Se podrá decir, con razón, que los judíos
tendemos a sentirnos víctimas de discriminación. Pero que el único judío
explícito de la novela sea el Judío Errante, un antiguo prejuicio antisemita,
me hizo ruido. El mito, surgido en la Edad Media, retrata a un judío condenado
a vagar hasta el fin de los tiempos por haber rechazado o maltratado a Cristo
durante su martirio.
Gabo menciona al Judío Errante casi como
una figura mitológica. Pero la escena es significativa: fue ante la muerte de
Úrsula Iguarán, la matriarca de la familia Buendía y símbolo de la sensatez en
Macondo, cuando aparece el Judío Errante y, según el cura, fue lo que provocó un
calor tan intenso que los pájaros rompían las alambreras para morir en los
dormitorios. Úrsula, la esposa de José Arcadio, era fundadora de Macondo,
garantía de la armonía del pueblo y la única que seguía cuerda de los dos.
El padre Antonio Isabel, desde el púlpito,
culpa a la presencia del Judío Errante de la muerte de Úrsula. La población
persigue al judío y lo mata. Lo acusan de ser la causa del caos.
Necesité varias lecturas para darme cuenta
del verdadero objetivo del autor: denunciar el antisemitismo de la Iglesia como
fuerza destructiva. Un mensaje de alerta.
Se sugiere que el pueblo de Macondo, al
matar al judío, precipita su propia caída.
En el Talmud hay múltiples referencias que
sostienen que las naciones o individuos que persiguen a Israel serán juzgados y
castigados. La escena se vuelve alegórica: coincide con el principio del fin.
Más aún: con el tiempo, noté que Melquíades
podría ser un judío secreto, un criptojudío.
En el primer capítulo, Melquíades llega con
una caravana de gitanos y trae inventos extraordinarios, como por ejemplo el
imán y la alquimia de los metales, que deslumbran al bueno de José Arcadio
Buendía, fundador de Macondo. Melquíades se revela como un ser que regresa de
la muerte y deja escritos enigmáticos que anticipan el destino de la familia.
Su nombre evoca a Melquisedec, sacerdote
del Dios Altísimo, fue quien bendijo a Abraham.
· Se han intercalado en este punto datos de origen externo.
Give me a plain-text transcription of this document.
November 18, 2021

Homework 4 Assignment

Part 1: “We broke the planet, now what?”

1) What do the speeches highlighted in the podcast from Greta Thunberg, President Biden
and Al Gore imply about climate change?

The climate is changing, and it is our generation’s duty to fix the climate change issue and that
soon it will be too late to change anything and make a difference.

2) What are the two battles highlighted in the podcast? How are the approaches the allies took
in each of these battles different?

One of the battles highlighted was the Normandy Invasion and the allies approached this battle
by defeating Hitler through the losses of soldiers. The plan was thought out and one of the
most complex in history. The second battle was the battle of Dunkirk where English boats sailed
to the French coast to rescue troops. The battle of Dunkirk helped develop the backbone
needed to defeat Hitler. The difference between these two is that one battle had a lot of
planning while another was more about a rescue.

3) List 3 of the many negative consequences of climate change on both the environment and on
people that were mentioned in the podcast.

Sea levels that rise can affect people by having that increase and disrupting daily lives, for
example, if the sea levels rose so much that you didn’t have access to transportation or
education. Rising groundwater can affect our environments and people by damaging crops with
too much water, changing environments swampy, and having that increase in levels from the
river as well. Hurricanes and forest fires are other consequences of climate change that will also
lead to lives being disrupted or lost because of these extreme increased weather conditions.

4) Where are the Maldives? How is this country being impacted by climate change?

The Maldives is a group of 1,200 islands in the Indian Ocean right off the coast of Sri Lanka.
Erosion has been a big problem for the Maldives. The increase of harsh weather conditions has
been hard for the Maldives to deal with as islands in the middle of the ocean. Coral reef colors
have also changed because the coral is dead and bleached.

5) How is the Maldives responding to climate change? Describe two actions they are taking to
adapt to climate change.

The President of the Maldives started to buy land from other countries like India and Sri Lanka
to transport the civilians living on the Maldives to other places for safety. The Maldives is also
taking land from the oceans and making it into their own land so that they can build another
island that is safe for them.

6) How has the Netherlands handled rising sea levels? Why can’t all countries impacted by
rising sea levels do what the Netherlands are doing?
Figura enigmática que
representa una sabiduría anterior a las religiones organizadas. Melquíades es
sabio, viajero, científico, lector de manuscritos. Trae saberes y anuncia
destinos, rey y sacerdote a la vez, sin pasado ni descendencia, símbolo del
sacerdocio y la espiritualidad.
Además, Melquíades era científico, culto,
aventurero y un astuto comerciante. Sin que García Márquez lo afirme explícitamente,
es posible leer en Melquíades una figura cercana al sabio talmúdico de la
diáspora: viajero, erudito, mercader, lector del destino. Religiosos que eran,
al mismo tiempo, prósperos empresarios.
En una de sus visitas, trajo un catalejo y
una lupa del tamaño de un tambor, que exhibieron como “el último descubrimiento
de los judíos de Ámsterdam”, una clara alusión a Spinoza, el filósofo judío
excomulgado de Ámsterdam, conocido por su trabajo con lentes y su pensamiento
herético. Si bien fue rechazado por sus contemporáneos, Spinoza sigue siendo
eternamente judío.
Otra referencia al judaísmo: la relación
entre Úrsula y José Arcadio recuerda a ciertas familias judías religiosas,
donde las mujeres sostienen el hogar y los negocios mientras los hombres estudian
o se entregan a la especulación filosófica. Úrsula, mientras su esposo se
extravía en sus delirios alquímicos, funda un próspero negocio: fabrica
animalitos de caramelo, que con esfuerzo y constancia se transforman en la
principal fuente de ingresos de la familia. Ella garantiza la continuidad
económica y moral del hogar, convirtiéndose en el verdadero pilar de Macondo.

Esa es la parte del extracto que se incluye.